Wien – Er habe gedacht, er sei auf der Bundesstraße unterwegs, rechtfertigte sich der 71- Jährige. Nachdem ihn die Gendarmerie gestoppt hatte – der Mann war Montagabend mehrere Kilometer auf der Südautobahn bei Guntramsdorf als Geisterfahrer unterwegs gewesen und hatte fünf Unfälle mit zwei Leichtverletzten verursacht.

Der laut Exekutive desorientierte Pensionist lenkt die Aufmerksamkeit auf die Frage, wie sicher Senioren im Straßenverkehr sind. Rund 1,8 Millionen Menschen, die 60 Jahre oder älter waren, gab es laut Statistik Austria im Jahr 2003 in Österreich – in zehn Jahren sollen es über zwei Millionen sein, ein Anstieg um 19 Prozent.

Eher überfordert

Die alternde Gesellschaft wirkt sich auch auf den Straßen aus. Im Vorjahr starben 110 Personen aus der Gruppe der über 75-Jährigen im Verkehr, mehr als bei den als Hauptrisikogruppe geltenden 20 bis 24 Jahre alten Verkehrsteilnehmer. Der Unterschied: Bei den Senioren gibt es einen viel größeren Anteil an Fußgängern, die getötet werden. Dennoch registrieren die Experten eine steigende Tendenz bei den Unfällen, die von Pensionisten hinter dem Steuer verursacht werden. „Diese Gruppe fährt zwar sehr defensiv und langsamer, bei komplexen Verkehrssituationen können sie aber überfordert sein“, weiß Klaus Robatsch vom Kuratorium für Verkehrssicherheit (KfV).

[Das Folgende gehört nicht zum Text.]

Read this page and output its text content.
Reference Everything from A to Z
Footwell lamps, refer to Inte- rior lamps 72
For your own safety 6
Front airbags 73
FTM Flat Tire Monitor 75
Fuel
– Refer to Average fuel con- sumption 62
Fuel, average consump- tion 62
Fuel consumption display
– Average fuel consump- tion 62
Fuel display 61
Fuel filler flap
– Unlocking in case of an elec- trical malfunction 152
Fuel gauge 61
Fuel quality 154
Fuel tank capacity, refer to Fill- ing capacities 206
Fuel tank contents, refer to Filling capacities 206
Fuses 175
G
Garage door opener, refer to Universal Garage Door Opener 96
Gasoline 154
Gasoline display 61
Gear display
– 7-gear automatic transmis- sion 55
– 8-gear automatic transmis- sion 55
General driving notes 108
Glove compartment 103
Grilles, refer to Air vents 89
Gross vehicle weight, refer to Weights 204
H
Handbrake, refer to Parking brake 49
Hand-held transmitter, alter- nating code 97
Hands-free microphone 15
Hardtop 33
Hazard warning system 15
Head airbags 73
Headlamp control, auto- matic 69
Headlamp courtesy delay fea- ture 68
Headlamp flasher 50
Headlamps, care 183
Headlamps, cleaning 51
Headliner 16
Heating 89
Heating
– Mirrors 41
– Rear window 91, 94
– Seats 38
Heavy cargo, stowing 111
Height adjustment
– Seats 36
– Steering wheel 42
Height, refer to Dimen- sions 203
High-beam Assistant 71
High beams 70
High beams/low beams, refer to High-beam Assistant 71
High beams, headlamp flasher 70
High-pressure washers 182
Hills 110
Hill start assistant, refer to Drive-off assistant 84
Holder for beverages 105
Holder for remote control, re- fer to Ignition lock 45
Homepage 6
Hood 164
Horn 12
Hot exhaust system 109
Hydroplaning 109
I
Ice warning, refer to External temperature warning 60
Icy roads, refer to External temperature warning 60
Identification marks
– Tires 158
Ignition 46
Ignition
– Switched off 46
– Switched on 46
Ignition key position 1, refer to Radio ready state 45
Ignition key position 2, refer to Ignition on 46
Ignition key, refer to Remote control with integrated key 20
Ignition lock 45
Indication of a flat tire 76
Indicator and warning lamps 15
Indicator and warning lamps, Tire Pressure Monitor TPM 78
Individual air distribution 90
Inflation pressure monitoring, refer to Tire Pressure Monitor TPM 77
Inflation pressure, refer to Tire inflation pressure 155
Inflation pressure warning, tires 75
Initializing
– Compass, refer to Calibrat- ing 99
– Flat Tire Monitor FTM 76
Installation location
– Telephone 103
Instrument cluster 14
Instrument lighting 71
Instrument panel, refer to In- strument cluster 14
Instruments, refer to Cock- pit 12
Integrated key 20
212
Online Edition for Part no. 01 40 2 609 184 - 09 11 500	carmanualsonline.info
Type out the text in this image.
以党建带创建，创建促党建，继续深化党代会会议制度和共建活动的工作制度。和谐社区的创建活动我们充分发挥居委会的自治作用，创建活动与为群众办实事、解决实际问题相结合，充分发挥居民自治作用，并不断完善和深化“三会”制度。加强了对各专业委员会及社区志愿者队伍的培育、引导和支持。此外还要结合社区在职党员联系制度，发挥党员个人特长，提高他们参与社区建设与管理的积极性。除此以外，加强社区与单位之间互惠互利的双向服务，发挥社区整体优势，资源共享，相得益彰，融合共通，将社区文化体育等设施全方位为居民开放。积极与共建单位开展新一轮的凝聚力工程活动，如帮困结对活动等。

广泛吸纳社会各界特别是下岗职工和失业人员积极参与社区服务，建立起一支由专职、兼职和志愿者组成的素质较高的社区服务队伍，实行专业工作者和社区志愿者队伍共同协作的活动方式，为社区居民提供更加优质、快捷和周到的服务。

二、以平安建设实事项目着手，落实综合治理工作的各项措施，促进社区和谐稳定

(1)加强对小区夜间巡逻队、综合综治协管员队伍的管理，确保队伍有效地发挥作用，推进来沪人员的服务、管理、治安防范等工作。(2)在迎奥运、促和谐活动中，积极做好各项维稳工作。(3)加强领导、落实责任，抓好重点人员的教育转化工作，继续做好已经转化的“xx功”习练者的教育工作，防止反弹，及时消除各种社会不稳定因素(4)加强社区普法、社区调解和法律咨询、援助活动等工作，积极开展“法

Eine Einschätzung, die vom Statistischen Bundesamt in Deutschland belegt wird: Die Hauptursache für Seniorenunfälle sind Vorrangverletzungen, wurde dort analysiert. Von regelmäßigen Tests der Fahrtauglichkeit ab einem gewissen Alter, wie sie von der EU-Kommission im Vorjahr angedacht wurde, hält Robatsch nichts. „Es wäre viel zielführender, die Leute dazu zu animieren, auf freiwilliger Basis ihre Fähigkeiten überprüfen zu lassen“, meint er. Ein Ansatz, den auch Verkehrsminister Hubert Gorbach (BZÖ) verfolgt. „Prinzipiell ist die Gruppe in der Unfallstatistik derzeit unauffällig. Der Minister plädiert daher für Eigenverantwortung der Lenker und keine zusätzliche Bürokratie“, meint Gorbachs Sprecherin Christine Lackner.

Sichere Tunnel

Erfreut ist der Minister über ein anderes Verkehrsthema: die Ergebnisse des europaweiten Tunneltests des ÖAMTC. Der Sieger kommt mit dem Tunnel Ottsdorf auf der A9, der Pyhrnautobahn, nämlich aus Österreich. Auch drei weitere der sechs auf Sicherheitsmerkmale untersuchten heimischen Bauwerke schnitten „sehr gut“ ab. Als „bedenklich“ wurde allerdings der Ganzsteintunnel bei Mürzzuschlag bewertet, dort hapert es bei Beleuchtung, Belüftung und Entfernung der Ausgänge. (Michael Möseneder, DER STANDARD Printausgabe, 27.04.2005)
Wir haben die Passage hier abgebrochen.